Fourteen different leading (largely anglophone) scholars contributed to this volume, each of them offering their own perspective on this poetry, and the book thus represents a snapshot of the very best in Catullan scholarship and a superb vade mecum of ways to approach the Latin.  We are taken around Catullus’ place in Roman life and literature, his use of poetic themes and gender issues, his style and his Nachleben in the later Roman and modern worlds.  There is not space here to do justice to all the contributions in a short review, but some highlights for me were Stephen Oakley’s essay (which provides the clearest and most thorough short account to date of the transmission of the text), Monica Gale’s thoughtful and sensitive account of Catullus and Augustan poetry, and David Butterfield’s essay on the poet’s metrical virtuosity.

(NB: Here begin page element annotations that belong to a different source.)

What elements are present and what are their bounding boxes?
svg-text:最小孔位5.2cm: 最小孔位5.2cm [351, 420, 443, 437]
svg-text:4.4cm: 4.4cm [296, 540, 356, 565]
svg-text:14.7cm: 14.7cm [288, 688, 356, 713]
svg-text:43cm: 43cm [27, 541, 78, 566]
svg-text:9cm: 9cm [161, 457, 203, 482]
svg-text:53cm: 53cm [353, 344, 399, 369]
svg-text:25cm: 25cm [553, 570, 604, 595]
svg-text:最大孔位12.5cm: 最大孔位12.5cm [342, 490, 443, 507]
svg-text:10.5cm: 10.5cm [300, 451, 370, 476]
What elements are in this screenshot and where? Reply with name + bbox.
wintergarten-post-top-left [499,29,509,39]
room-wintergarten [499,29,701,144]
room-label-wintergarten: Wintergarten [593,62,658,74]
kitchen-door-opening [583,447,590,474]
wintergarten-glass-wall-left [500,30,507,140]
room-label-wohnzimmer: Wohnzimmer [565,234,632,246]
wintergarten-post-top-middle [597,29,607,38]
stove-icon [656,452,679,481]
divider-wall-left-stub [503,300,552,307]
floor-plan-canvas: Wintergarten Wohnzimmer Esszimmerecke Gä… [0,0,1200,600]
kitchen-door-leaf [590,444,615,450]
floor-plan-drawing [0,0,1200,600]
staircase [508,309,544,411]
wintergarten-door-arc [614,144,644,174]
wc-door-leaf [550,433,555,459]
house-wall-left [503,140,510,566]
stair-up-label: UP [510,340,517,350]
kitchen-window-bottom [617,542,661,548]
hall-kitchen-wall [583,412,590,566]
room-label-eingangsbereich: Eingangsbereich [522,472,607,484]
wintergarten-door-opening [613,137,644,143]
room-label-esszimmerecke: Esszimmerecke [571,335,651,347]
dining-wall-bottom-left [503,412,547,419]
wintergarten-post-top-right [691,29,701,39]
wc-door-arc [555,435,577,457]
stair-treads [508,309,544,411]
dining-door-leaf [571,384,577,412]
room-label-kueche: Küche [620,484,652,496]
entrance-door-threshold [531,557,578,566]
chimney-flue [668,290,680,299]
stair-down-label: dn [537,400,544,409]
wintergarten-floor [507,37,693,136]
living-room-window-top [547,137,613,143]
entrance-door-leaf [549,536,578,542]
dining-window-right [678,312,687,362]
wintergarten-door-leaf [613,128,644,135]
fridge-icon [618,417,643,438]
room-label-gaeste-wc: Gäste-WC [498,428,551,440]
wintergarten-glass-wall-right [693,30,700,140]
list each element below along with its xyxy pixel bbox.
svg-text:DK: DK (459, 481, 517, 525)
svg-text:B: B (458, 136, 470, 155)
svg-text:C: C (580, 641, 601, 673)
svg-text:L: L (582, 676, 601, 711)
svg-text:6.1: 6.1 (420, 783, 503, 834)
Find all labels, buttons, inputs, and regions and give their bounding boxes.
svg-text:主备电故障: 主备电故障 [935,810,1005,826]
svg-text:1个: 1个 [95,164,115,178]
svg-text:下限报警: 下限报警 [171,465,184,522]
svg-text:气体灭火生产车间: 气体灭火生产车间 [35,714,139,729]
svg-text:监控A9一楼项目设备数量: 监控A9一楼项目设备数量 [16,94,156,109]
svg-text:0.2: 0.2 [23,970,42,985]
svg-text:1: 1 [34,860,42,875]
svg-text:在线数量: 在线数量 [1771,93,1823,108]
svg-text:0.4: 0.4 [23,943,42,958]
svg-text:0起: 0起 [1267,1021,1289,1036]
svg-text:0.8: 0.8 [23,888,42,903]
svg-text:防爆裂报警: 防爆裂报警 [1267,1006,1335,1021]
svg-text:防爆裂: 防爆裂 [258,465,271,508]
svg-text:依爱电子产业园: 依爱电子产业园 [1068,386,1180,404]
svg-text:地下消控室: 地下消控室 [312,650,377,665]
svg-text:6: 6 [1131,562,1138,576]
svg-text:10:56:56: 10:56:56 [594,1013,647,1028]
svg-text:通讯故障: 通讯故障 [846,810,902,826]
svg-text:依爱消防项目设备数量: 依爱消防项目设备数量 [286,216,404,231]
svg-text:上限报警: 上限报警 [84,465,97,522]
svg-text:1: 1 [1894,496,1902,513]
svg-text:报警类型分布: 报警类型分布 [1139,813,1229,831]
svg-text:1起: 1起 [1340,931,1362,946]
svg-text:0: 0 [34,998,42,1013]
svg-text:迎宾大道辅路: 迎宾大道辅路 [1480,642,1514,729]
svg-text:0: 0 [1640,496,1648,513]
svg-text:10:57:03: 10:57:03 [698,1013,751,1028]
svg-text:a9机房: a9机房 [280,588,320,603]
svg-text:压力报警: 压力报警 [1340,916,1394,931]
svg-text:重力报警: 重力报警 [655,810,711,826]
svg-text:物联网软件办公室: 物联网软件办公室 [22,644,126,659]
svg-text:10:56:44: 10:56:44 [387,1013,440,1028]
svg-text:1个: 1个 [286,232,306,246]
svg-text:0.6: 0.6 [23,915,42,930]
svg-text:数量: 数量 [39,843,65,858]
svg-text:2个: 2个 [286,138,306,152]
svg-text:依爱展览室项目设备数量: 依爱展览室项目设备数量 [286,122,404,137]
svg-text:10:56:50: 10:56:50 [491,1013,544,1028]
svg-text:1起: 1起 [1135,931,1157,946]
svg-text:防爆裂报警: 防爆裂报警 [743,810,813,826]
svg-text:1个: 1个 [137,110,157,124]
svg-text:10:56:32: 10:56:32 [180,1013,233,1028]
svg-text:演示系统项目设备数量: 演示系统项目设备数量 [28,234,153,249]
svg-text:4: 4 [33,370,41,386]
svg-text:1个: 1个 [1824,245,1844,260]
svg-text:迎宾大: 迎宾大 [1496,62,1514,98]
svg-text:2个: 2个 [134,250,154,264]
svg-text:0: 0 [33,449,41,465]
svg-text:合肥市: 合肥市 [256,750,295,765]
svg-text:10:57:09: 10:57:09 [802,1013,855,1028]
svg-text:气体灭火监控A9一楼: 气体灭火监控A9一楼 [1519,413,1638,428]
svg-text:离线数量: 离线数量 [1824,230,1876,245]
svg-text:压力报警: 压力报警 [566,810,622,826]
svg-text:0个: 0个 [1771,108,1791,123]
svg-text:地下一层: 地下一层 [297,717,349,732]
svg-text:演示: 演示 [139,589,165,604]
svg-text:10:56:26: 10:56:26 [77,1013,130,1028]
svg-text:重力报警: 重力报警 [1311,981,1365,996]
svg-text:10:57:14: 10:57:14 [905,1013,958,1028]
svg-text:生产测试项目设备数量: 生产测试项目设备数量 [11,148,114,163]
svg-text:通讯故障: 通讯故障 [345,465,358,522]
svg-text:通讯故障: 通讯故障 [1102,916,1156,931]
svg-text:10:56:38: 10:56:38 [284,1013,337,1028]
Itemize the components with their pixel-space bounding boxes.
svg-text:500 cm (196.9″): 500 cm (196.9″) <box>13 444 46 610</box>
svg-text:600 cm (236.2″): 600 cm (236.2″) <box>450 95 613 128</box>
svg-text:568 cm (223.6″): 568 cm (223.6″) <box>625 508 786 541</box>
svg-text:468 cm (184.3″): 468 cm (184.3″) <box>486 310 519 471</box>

Some chapters (such as that of Anna Chahoud on ‘Language and style’) assume the ability to understand the Latin original but the vast majority of the offerings provide accurate and lucid translations of all Latin and Greek quoted and could be enjoyed by those with little or no Latin.  Nor do they shy away from the full force of Catullus’ invective (caveat lector!) in poems such as 16 (memorably rendered by Alex Wong at p. 321) and the Gellius poems (well deconstructed by Ian Du Quesnay pp. 204-5), although the obscenity is not regarded as something to be either avoided or to be highlighted but simply accepted as one aspect of the oeuvre of this ‘poet of versatility’ (as Bruce Gibson calls him).  The irresistible urge to find the life behind the work has produced a multitude of discussion about the identity of ‘Lesbia’ and this book tiptoes judiciously (pages 3 and 93) through the thickets of speculation and wishful-thinking while concentrating on what is historically plausible and alerting the reader to some new takes on this age-old dilemma.  The ordering of the poems within what may have been several libelli is adeptly discussed by Ian Du Quesnay, who suggests plausibly that the ‘long poems’ (61-68) were composed for separate publication and circulation.

The book is rightly termed a ‘companion’ rather than an ‘introduction’ to Catullus, but readers who know little about this poetry will learn a lot and be helped along the way by these adept exegetes.  Readers (such as this reviewer) who have spent their lives reading Catullus will be faced in every chapter with fresh readings and fascinating aperçus into the work of this enigmatic and fascinating poet.  People who know nothing of the subject often regard the ancient world as done and dusted and long since chronicled to death: this book is (inter multa alia) a timely reminder that the ancient world still has many surprises up its sleeve and retains the ability to shock and to move the modern world.

There are thirty-six pages of bibliography, a general index and an Index Locorum. The book is immaculately produced and proof-read and at this bargain price ought to be on everyone’s Christmas wish-list.